Counter-thesis: the market may be too harsh on a partnership whose bond sits against collateral surplus that is close to twice the net bond obligation, where most Notting Hill units are already sold and financing now runs to May 2028. If deliveries start on schedule, much of the current concern may prove to be an interim timing issue rather than a value problem.

What could change the market reading in the short to medium term: any update confirming Notting Hill execution, full use of the enlarged facility, preservation of the signed buyer base, and early signs of actual surplus release would improve the read.

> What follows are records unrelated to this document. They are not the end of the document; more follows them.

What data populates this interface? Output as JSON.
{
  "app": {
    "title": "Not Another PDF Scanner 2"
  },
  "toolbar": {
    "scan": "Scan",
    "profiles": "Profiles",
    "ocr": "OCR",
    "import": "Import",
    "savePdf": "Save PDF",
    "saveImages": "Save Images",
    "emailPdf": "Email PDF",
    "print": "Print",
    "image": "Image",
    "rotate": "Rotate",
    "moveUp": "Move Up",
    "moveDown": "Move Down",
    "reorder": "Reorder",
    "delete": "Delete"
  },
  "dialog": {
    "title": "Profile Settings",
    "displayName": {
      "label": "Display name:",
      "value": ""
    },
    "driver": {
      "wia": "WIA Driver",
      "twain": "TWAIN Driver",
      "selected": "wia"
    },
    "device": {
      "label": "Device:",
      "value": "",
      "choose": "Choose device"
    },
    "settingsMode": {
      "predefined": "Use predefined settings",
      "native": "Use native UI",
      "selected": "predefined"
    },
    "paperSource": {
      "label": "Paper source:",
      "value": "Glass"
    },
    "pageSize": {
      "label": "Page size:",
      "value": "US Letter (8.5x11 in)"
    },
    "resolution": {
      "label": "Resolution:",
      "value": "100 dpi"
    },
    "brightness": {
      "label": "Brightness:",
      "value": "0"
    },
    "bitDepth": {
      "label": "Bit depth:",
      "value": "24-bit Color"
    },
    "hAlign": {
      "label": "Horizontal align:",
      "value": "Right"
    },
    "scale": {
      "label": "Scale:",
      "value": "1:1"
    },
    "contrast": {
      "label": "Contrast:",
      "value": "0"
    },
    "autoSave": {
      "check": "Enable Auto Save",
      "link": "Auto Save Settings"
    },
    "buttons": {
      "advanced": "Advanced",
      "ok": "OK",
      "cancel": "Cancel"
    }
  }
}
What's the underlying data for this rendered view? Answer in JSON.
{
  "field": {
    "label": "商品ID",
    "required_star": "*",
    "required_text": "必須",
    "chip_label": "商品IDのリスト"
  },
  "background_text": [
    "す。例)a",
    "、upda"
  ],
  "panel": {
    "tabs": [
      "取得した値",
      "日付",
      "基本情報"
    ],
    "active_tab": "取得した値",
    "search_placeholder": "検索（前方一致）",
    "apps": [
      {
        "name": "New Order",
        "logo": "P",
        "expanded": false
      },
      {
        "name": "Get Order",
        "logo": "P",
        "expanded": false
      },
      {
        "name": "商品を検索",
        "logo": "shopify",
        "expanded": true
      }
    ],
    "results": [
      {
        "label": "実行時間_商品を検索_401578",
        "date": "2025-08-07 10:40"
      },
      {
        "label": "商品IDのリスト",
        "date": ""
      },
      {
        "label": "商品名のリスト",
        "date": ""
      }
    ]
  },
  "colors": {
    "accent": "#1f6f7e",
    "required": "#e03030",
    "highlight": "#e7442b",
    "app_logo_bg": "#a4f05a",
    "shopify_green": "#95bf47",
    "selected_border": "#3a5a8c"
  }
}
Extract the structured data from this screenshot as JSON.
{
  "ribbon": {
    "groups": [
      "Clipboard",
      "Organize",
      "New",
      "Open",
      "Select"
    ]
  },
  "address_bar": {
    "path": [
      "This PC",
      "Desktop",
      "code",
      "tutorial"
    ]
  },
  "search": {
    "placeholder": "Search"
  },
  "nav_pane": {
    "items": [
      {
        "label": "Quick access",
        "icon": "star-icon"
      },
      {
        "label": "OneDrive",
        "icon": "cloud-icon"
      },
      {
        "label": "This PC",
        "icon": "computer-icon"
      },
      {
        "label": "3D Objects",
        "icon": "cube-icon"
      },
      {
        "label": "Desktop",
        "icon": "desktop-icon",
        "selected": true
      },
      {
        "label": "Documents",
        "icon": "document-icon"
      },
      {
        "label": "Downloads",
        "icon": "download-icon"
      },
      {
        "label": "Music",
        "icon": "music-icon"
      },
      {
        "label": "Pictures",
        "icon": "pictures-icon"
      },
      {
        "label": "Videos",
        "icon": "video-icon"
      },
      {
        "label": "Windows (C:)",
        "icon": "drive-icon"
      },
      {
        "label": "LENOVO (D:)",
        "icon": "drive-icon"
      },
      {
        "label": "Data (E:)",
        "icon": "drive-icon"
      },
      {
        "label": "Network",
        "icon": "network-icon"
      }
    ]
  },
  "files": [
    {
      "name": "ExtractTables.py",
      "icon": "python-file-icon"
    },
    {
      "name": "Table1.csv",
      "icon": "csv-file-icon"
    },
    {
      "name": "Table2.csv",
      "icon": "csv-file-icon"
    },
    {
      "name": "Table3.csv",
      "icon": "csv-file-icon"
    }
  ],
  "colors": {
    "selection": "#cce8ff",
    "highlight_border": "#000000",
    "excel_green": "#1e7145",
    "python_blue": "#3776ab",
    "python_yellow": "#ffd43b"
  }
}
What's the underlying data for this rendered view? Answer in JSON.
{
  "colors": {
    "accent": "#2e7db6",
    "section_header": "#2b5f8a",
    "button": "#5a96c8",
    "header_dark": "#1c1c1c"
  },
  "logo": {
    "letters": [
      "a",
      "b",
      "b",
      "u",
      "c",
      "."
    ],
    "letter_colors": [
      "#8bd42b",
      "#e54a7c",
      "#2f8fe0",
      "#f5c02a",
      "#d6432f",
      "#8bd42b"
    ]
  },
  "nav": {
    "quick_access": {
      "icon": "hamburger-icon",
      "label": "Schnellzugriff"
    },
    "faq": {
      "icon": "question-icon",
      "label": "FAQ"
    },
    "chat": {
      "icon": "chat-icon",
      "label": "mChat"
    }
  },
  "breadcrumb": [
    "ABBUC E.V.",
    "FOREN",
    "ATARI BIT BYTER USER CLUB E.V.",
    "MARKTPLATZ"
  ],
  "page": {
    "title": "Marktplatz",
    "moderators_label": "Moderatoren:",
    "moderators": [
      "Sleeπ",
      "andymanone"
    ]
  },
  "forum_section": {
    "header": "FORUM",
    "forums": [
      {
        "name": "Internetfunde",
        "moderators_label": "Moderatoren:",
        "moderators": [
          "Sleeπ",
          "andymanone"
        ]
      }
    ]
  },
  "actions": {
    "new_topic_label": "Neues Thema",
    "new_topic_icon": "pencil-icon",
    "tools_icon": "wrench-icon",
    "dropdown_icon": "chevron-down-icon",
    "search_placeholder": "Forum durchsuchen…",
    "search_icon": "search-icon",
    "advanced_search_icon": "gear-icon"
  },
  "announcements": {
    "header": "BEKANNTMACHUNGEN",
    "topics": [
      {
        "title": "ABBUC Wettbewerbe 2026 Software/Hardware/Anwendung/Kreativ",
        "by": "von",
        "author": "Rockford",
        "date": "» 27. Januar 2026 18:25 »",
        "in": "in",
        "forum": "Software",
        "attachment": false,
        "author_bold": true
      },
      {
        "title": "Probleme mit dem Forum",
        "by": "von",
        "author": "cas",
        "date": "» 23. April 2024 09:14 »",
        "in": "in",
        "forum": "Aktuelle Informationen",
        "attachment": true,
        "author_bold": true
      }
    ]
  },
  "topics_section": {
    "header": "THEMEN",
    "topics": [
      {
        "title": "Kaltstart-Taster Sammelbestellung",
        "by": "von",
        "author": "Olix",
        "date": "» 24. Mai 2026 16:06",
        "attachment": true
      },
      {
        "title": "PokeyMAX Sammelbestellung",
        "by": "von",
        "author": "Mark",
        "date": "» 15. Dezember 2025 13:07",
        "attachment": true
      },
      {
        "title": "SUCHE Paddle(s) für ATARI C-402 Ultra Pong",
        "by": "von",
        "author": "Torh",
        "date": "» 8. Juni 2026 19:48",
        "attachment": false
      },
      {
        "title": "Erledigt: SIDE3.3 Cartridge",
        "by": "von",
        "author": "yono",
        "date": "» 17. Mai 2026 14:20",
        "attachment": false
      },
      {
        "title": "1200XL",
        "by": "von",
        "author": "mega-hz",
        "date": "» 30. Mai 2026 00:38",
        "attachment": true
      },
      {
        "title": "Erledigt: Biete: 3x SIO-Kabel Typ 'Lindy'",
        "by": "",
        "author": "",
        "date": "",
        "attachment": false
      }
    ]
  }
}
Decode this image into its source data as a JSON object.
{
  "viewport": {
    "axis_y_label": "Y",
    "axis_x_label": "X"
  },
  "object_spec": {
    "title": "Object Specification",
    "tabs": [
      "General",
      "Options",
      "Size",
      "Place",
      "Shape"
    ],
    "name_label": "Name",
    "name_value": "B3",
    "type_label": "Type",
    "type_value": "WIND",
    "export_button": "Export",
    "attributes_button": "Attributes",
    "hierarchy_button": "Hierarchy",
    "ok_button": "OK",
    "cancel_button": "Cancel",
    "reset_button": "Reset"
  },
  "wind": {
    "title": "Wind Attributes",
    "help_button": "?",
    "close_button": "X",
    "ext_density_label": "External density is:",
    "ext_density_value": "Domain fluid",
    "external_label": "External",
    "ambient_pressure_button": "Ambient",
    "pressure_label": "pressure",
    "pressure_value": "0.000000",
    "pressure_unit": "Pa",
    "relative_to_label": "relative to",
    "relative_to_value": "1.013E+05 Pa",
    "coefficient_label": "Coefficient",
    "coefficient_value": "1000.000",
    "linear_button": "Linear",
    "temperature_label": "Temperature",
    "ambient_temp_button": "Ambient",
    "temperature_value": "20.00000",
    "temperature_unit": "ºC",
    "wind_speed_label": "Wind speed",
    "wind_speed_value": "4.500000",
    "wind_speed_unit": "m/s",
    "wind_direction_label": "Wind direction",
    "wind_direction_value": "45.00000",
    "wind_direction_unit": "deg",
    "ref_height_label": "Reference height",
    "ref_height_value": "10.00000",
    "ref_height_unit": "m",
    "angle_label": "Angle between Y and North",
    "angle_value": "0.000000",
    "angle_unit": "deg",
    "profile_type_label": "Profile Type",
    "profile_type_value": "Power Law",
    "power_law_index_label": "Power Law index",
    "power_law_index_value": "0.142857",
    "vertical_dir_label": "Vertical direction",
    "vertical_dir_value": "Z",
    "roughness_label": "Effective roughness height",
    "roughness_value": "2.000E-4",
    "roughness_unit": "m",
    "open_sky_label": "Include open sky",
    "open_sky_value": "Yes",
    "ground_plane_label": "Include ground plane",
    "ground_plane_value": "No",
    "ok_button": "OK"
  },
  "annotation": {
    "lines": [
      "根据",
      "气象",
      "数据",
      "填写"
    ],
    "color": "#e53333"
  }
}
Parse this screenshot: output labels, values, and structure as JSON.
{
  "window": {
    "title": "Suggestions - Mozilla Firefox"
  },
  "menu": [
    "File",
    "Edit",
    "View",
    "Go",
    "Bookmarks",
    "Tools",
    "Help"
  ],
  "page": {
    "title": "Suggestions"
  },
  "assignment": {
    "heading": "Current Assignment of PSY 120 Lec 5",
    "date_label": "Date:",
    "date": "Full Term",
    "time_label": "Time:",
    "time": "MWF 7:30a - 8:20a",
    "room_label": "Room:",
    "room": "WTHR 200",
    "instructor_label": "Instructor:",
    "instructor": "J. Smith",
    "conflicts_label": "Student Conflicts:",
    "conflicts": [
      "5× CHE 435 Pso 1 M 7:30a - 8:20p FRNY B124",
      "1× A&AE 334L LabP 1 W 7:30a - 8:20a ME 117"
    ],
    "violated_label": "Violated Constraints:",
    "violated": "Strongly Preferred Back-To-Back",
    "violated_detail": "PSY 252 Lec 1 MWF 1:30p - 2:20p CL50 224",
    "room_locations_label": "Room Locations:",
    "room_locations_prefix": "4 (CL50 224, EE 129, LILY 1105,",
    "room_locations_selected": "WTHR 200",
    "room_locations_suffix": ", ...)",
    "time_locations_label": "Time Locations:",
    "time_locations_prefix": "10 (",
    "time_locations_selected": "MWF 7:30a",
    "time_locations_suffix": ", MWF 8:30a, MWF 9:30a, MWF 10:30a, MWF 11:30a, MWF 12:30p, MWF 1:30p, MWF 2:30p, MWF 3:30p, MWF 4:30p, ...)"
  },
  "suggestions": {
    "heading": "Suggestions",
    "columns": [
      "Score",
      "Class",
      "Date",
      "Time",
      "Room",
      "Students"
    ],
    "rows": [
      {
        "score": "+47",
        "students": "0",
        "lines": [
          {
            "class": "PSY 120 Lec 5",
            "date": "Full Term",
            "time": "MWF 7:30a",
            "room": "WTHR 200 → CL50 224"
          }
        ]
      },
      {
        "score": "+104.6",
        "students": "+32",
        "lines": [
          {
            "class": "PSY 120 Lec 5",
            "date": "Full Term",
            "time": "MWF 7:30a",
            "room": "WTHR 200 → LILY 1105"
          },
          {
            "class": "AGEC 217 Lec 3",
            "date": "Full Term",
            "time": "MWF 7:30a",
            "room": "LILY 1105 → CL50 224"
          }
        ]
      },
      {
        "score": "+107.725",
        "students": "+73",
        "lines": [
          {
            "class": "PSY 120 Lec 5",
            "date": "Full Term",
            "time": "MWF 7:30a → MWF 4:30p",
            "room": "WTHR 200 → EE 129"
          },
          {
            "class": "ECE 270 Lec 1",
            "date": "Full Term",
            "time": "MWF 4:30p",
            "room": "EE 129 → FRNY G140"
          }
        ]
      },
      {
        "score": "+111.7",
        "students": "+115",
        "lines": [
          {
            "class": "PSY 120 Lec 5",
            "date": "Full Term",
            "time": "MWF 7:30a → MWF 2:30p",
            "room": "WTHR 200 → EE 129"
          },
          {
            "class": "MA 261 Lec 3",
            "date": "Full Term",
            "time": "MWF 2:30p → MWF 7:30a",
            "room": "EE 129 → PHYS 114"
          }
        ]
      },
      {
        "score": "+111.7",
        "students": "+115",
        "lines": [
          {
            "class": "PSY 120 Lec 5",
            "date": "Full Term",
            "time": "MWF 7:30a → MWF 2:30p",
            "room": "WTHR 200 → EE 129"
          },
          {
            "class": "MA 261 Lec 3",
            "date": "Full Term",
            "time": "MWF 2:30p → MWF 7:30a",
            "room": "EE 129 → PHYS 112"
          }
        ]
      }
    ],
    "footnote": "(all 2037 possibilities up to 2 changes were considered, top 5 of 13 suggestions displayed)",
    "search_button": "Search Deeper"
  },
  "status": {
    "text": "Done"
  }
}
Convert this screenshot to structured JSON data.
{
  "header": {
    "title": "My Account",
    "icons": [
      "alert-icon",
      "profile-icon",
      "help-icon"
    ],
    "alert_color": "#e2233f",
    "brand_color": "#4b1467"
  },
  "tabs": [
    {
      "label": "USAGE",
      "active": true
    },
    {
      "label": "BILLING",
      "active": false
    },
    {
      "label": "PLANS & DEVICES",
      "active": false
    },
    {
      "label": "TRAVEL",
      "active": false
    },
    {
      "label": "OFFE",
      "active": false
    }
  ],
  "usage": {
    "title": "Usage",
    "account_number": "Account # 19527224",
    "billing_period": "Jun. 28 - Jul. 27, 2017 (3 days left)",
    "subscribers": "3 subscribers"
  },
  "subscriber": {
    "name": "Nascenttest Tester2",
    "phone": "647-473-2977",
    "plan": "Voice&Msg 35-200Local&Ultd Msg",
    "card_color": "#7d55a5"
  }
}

Any sign that Natasha or the sponsor-liability layer needs more cash earlier than expected would weigh immediately.

Why this matters: this is a classic case of the difference between value created at the project layer and value that reaches public creditors in time.

MetricScoreExplanation
Overall moat strength3.0 / 5There is a real Toronto development and asset-management platform, existing assets and access to funding, but no moat that removes reliance on project timing and sponsor support
Overall risk level4.0 / 5Dependence on Notting Hill, deep negative cash flow, currency exposure and loan-rollover reliance keep risk elevated
Value-chain resilienceMediumThe assets exist, the team exists and lenders are still cooperating, but part of the resilience still comes from guarantees and sponsor services
Strategic clarityMediumThe direction is clear, convert Notting Hill into accessible value while preserving the next pipeline, but the sequence between realization and new capital commitments is not yet clean enough
Short-seller stanceNot relevant, no short dataThe partnership is bond-only listed, so the relevant market read is credit quality rather than equity short positioning

Over the next two to four quarters, three things need to happen for the thesis to strengthen: Notting Hill has to advance without material budget slippage, some of the pledged surplus has to start translating into accessible cash, and Natasha has to remain controlled in both timing and equity demand. If those three happen, the bonds begin to look like debt backed by a maturing project. If they do not, Lanterra remains a story of value on paper with too much dependence on time, financing and the sponsors.